Houve a carreata desta sexta (27), é verdade, mas o que realmente me preocupa, ao menos em Porto Alegre, é um movimento desorganizado de pessoas, uma turma aqui, outra acolá, que já menospreza as orientações de ficar em casa.
É gente que não aguenta mais falar sobre o vírus – um assunto que, de fato, começa a ficar repetitivo. E aí vêm as contestações sobre as medidas restritivas. Contestações, é bom lembrar, que ocorrem só por um motivo: a doença ainda parece distante.
– Fecharam tudo, nos encheram o saco e, até agora, só morreu um ou dois – ouvi de um freguês do mercadinho aqui do lado, único lugar que ainda me tira de casa.
A covid-19 ainda não chegou aos nossos amigos, aos nossos parentes. Mas todas as autoridades em saúde que entrevistei, e não foram poucas, garantiram que vai chegar. Não tem como não chegar. A dúvida é se veremos muitas pessoas próximas da gente infectadas ao mesmo tempo, ou se será possível diluir a propagação do vírus em um período de tempo maior.

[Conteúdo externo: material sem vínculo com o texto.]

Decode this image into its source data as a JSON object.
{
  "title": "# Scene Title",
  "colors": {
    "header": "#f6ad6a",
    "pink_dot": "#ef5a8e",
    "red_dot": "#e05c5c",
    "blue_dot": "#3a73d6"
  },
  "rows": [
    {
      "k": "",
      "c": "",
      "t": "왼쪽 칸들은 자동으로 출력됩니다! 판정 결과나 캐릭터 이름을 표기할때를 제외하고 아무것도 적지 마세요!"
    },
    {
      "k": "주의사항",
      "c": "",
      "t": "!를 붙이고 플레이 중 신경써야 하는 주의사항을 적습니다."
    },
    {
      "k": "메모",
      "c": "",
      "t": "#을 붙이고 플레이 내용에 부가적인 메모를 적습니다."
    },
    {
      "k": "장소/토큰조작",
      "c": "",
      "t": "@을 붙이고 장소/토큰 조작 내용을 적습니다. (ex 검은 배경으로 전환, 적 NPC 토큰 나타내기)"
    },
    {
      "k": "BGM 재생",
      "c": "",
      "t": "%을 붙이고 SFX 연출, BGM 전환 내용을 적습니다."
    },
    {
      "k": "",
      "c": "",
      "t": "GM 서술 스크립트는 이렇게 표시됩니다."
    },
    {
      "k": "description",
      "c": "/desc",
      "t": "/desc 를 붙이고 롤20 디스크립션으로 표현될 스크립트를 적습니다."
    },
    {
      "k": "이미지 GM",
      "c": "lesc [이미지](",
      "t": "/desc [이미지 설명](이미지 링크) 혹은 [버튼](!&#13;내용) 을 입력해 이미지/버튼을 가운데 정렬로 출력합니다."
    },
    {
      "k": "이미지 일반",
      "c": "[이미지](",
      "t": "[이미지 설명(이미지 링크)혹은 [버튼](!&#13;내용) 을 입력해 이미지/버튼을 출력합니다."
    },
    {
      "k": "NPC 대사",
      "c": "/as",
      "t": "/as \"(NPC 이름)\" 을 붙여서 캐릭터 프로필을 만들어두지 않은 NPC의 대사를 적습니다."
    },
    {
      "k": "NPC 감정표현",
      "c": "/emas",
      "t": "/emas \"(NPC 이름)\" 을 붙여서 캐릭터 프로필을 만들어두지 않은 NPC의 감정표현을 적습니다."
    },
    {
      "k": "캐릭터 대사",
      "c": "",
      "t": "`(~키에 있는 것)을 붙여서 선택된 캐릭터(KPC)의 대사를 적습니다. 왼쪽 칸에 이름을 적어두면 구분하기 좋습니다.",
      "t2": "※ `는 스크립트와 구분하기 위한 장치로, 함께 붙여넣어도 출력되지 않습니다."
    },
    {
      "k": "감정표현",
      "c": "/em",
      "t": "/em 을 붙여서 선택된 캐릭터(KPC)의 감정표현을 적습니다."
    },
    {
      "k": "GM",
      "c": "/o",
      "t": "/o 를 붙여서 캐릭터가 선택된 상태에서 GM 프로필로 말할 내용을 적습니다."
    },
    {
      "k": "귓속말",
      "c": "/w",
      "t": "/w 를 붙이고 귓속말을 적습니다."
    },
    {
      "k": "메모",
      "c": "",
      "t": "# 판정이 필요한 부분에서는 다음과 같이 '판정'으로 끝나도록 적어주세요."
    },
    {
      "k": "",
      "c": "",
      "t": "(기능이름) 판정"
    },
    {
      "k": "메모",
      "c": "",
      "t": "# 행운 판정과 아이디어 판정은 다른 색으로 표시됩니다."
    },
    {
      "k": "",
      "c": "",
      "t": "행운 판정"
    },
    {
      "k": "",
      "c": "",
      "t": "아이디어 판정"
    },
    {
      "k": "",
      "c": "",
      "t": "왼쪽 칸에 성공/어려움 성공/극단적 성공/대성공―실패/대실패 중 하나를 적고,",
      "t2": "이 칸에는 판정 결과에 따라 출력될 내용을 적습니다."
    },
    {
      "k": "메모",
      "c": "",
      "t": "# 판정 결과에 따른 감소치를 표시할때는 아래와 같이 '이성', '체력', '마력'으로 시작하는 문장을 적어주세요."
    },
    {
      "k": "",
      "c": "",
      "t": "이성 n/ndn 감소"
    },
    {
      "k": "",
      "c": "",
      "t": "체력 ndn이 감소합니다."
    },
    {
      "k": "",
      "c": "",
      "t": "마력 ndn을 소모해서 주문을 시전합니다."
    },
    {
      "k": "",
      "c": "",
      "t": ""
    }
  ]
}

Segundo técnicos da Secretaria Municipal da Saúde, o pico de infecções deve ocorrer entre o final de abril e o início de maio. É lá que vamos sentir a doença verdadeiramente por perto – e é lá que veremos o impacto mais violento no sistema público de saúde.
O que não parece claro é que o isolamento social é importante agora, já, hoje, neste instante, justamente para evitar que ali adiante, no fim de abril, a multidão de pessoas infectadas seja tão gigantesca, tão caótica e desordenada, que dezenas de pacientes graves acabem morrendo por falta de respiradores e leitos.
Mas sobre a carreata desta sexta. Como é triste que pessoas com acesso à informação assumam uma postura tão kamikaze. Todos os países que tentaram, em algum momento, tocar a vida de maneira mais normal, abrindo mão da quarentena, voltaram atrás. Todos: Inglaterra, Holanda, Itália. Por que aqui seria diferente?
Por causa dos superpoderes do povo brasileiro, que consegue mergulhar no esgoto sem ficar doente, como disse o presidente Bolsonaro? Não acredito. Eu acredito em ciência, em evidências: se puder, por favor, fique em casa.